More updates to the ol’ blog software… I fixed the RSS feed (which has been broken for years) and updated a bunch of programming and URLs so things are more organized and have nicer links.

One of these days I’m going to redesign it and (drumroll please) add commenting capabilities, which all three of my fans have requested.

08/31/2008

With nothing really earth-shattering to do tonight, I decided to hack together some programming to allow me to send an e-mail to my server and have it drop right into this blog. So this is an e-mail– we’ll see if it ends up in the right place…

08/28/2008

Wow, these spammers are getting nasty. Today I have a message entitled “We have hijacked your baby”. I’m not sure how one hijacks a person, but certainly that sounds like bad news. I guess the message is supposed to be some kind of ransom note.

Of course the zip file containing a photo of my “fume” (?) contains an executable that, on a Windows machine, would probably install a nasty piece of software.

Stupid, stupid spammers.

08/26/2008

So Tom abandoned his blog after using it for years, moving over to Blogspot with the masses. I find that an interesting side effect of being a web developer is the subconscious need to “eat your own dog food”, meaning I feel like since I know how to write my own blog software, I should do that instead of falling back to some third-party toolset.

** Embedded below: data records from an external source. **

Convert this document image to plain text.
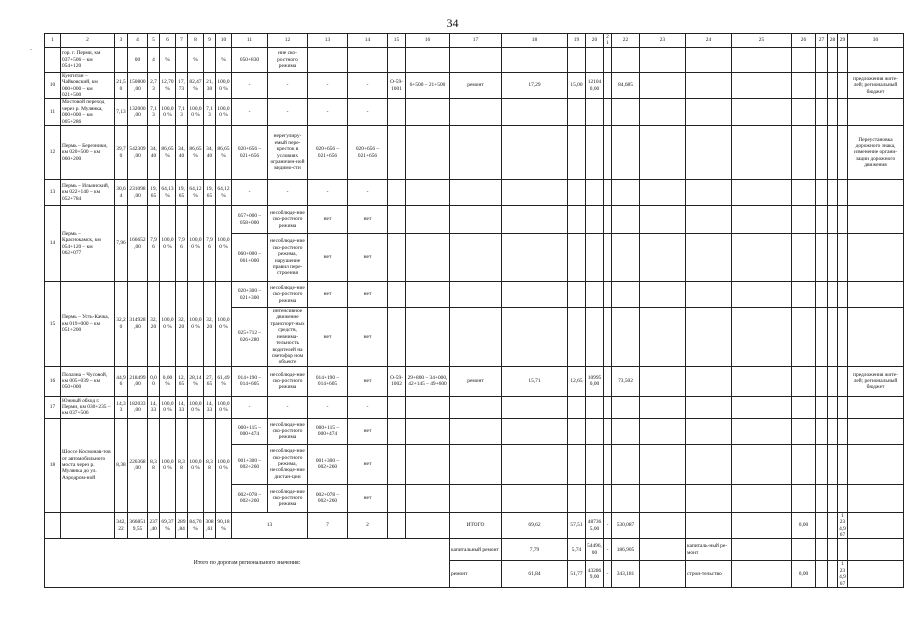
34
.
1	2	3	4	5	6	7	8	9	10	11	12	13	14	15	16	17	18	19	20	21	22	23	24	25	26	27	28	29	30
	гор. г. Перми, км 037+506 – км 054+120		00	4	%		%		%	050+830	ние ско-ростного режима																		
10	Кунгитан – Чайковский, км 000+000 – км 021+500	21,50	150800,00	2,73	12,70 %	17,73	82,47 %	21,30	100,00 %	-	-	-	-	О-59-1001	6+500 – 21+500	ремонт	17,29	15,00	121040,00		84,685								предложения жите-лей; региональный бюджет
11	Мостовой переход через р. Мулянка, 000+000 – км 005+286	7,13	132000,00	7,13	100,00 %	7,13	100,00 %	7,13	100,00 %	-	-	-	-																
12	Пермь – Березники, км 020+500 – км 060+200	39,70	542309,00	34,40	86,65 %	34,40	86,65 %	34,40	86,65 %	020+656 – 021+656	нерегулиру-емый пере-кресток в условиях ограничен-ной видимо-сти	020+656 – 021+656	020+656 – 021+656																Переустановка дорожного знака, изменение органи-зации дорожного движения
13	Пермь – Ильинский, км 022+140 – км 052+784	30,64	231098,00	19,65	64,13 %	19,65	64,12 %	19,65	64,12 %	-	-	-	-																
14	Пермь – Краснокамск, км 054+120 – км 062+077	7,96	166652,00	7,96	100,00 %	7,96	100,00 %	7,96	100,00 %	057+000 – 058+000	несоблюде-ние ско-ростного режима	нет	нет																
										060+000 – 061+000	несоблюде-ние ско-ростного режима, нарушение правил пере-строения	нет	нет																
15	Пермь – Усть-Качка, км 019+000 – км 051+200	32,20	314928,80	32,20	100,00 %	32,20	100,00 %	32,20	100,00 %	020+300 – 021+300	несоблюде-ние ско-ростного режима	нет	нет																
										025+712 – 026+280	интенсивное движение транспорт-ных средств, невнима-тельность водителей на светофор ном объекте	нет	нет																
16	Полазна – Чусовой, км 005+039 – км 050+000	44,96	218499,00	0,00	0,00 %	12,65	28,14 %	27,65	61,49 %	014+190 – 014+605	несоблюде-ние ско-ростного режима	014+190 – 014+605	нет	О-59-1002	29+800 – 34+000, 42+145 – 49+600	ремонт	15,71	12,65	109950,00		73,502								предложения жите-лей; региональный бюджет
17	Южный обход г. Перми, км 030+235 – км 037+506	14,33	182033,00	14,33	100,00 %	14,33	100,00 %	14,33	100,00 %	-	-	-	-																
18	Шоссе Космонав-тов от автомобильного моста через р. Мулянка до ул. Аэродром-ной	8,38	226368,00	8,38	100,00 %	8,38	100,00 %	8,38	100,00 %	000+115 – 000+474	несоблюде-ние ско-ростного режима	000+115 – 000+474	нет																
										001+300 – 002+260	несоблюде-ние ско-ростного режима, несоблюде-ние дистан-ции	001+300 – 002+260	нет																
										002+078 – 002+260	несоблюде-ние ско-ростного режима	002+078 – 002+260	нет																
		342,22	3668519,55	237,40	69,37 %	289,84	84,70 %	308,61	90,18 %	13		7	2			ИТОГО	69,62	57,51	487365,00	-	530,087				0,00			1 234,967	
Итого по дорогам регионального значения:																капитальный ремонт	7,79	5,74	54496,00	-	186,905		капиталь-ный ре-монт						
																ремонт	61,84	51,77	432869,00	-	343,181		строи-тельство		0,00			1 234,967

Of course I wrote this four or more years ago, when things like Blogspot didn’t even exist, and I’ve put so much stuff into it that it’s not really worth the effort to move everything to another (perhaps more capable) system. Ah well.

Mmm, dog food.

08/26/2008

So the web development world is abuzz with news of Mozilla’s new Ubiquity plug-in. Apparently it allows you to type things like “define ubiquity”, which will open a web page on dictionary.com or something and display the definition. Or “map 653 Elm St. Hoboken NJ” and hop over to Google Maps.

What’s funny is Konqueror (my browser of choice) has been doing this for years. It has “web shortcuts” built in when you install it, and you can customize it with anything you want. As such I have all kinds of shortcuts– and in fact “define” and “map” are amongst them. Just tonight I typed “wp:transcendental number” to pull open the Wikipedia article about transcendental numbers.

I tell you, it’s hard being so far ahead of the curve.

08/26/2008

It’s official. Cows generally point north.

A group of researchers who apparently had nothing better to do examined thousands of satellite images from Google Maps, looking at fields where cows were pictured. They found that most of the time, the cows are aligned along north-south magnetic field lines.

Just another factoid to add to my armory of party conversation starters.

08/24/2008

“The Bush administration… has made fear the main driver of our foreign policy. It has turned a deadly serious but manageable threat– a small number of radical groups that hate America– into a ten-foot tall existential monster that dictates nearly every move we make.”

— Senator Joe Biden, the Democratic vice-presidential nominee

Although I’m no fan of Obama, and Biden has a bit of a checkered past, his stance against the War on Terror is admirable and I’m hopeful that if he’s elected, we’ll see some changes in American policy– both at home and abroad.